Partly, though, this is also the fault of Beijing. Reports suggest that more than half of all Laos’ public debt is held by China. Personally, though, I have been wary of “debt trap” narratives; I don’t believe Chinese foreign policy is as competent and meticulous to have intentionally, years ago, designed a system to ensnare other countries. Instead, it seems more persuasive that Beijing seriously believes (mistakenly) that it can export its “development-led” model to countries that have few of the characteristics that made it a success in China. Put differently, Beijing believes that other countries can replicate its own high-debt, infrastructure-led, rocket-fast development program. And poorer countries like Laos have also bought the lie that all they have to do is follow China’s history and they, too, can become wealthy.

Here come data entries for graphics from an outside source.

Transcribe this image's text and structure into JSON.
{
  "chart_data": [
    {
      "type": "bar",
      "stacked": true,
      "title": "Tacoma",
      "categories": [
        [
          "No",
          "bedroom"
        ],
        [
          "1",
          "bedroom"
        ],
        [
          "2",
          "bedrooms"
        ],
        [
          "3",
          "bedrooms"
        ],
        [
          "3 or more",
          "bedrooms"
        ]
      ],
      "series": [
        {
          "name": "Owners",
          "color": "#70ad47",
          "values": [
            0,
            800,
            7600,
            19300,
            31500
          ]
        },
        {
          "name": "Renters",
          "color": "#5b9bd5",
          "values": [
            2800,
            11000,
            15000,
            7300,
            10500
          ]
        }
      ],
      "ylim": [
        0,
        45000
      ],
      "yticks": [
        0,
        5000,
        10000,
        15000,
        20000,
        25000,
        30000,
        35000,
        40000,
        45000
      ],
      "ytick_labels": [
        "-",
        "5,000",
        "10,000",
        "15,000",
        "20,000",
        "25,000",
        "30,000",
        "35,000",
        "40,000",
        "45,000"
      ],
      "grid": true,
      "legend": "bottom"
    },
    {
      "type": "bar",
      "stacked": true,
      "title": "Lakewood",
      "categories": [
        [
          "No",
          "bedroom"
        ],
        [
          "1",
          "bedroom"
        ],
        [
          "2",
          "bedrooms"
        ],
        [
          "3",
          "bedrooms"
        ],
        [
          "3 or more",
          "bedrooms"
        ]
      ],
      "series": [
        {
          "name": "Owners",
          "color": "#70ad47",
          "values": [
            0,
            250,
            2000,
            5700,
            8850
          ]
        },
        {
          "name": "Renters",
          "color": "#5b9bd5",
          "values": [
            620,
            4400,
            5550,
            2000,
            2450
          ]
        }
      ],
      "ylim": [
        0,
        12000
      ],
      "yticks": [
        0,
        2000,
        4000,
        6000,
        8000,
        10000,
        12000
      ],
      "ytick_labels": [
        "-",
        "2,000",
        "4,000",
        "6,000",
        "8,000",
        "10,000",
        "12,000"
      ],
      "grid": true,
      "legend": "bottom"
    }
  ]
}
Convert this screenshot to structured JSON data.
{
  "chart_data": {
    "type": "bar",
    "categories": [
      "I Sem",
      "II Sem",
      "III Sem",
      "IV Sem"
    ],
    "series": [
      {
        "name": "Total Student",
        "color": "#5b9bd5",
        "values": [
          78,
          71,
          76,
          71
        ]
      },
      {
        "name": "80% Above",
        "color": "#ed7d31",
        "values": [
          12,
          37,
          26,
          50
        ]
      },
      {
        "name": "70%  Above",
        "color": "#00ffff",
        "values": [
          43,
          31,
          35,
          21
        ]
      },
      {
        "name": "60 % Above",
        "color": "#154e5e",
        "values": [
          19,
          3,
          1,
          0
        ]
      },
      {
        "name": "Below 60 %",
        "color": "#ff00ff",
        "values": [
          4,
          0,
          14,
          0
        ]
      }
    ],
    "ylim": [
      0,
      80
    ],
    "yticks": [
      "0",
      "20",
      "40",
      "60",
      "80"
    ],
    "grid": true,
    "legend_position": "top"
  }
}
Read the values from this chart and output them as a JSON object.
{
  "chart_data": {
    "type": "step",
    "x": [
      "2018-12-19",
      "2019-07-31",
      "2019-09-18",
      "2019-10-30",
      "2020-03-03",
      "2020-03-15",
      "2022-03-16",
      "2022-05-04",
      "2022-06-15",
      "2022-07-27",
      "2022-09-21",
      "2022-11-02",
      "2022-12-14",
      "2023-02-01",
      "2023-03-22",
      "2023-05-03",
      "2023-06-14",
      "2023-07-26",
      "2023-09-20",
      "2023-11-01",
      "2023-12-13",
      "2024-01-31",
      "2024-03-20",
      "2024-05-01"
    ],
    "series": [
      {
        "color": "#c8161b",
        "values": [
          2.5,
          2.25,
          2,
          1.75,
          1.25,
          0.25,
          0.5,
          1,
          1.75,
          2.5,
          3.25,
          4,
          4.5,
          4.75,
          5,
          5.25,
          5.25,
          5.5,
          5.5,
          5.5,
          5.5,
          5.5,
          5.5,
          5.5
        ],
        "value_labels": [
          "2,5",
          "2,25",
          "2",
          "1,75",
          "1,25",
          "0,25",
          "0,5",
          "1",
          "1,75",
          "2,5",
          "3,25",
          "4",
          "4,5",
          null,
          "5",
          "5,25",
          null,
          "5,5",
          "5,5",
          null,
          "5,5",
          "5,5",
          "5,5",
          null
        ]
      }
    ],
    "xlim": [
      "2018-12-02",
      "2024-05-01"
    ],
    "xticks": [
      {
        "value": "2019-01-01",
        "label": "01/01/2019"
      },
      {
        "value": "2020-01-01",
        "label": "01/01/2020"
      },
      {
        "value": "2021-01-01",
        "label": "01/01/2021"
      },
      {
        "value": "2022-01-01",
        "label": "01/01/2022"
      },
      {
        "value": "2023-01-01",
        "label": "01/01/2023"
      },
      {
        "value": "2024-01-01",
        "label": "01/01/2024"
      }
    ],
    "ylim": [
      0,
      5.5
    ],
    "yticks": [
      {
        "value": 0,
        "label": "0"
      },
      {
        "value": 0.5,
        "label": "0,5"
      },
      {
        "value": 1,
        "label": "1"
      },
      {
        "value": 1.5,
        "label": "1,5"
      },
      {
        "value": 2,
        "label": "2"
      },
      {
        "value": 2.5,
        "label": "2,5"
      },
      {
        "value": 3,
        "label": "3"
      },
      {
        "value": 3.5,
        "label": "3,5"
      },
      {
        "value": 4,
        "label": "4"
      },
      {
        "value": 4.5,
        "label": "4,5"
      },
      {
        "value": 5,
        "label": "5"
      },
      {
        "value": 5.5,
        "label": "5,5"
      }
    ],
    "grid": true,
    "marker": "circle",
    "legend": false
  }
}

This is, of course, wrong. What worked in China – thanks in large part to its enormous workforce, the uniqueness of the time it began developing, and its geography – cannot be replicated in a country like Laos. But it’s easier for Vientiane to believe the lie and go along with it – especially as it shows little creativity or competence for alternative thinking – than to turn around and try an alternative model of development that may be more sustainable and achievable. Brian Eyler has explained that the famous rail link from Vientiane to Kunming serves “to create channels to bring natural resources and commercial inputs back to China so that China’s economy can keep growing.” Philip Alston, a UN special rapporteur on human rights and extreme poverty, gave a startling honest account last year after visiting Laos, noting that the government’s “single-minded focus on large infrastructure projects… has created all too few jobs for Lao people, generated very large debt repayment obligations, and disproportionally benefited wealthy elites.” Ordinary people, he added, “have seen very few of the benefits of the economic boom.”

Even if the Party wanted to, though, it’s too late to turn back. Like an addict taking on new debt to pay off previous gambles, it would be almost an existential crisis to admit mistakes and seek an alternative way out of the problem. But this isn’t an exact analogy. The communist party isn’t elected, so its apparatchiks are gambling not with their own money but the money of ordinary Laotians, especially the young, who will inherit this ever-growing national debt for decades to come.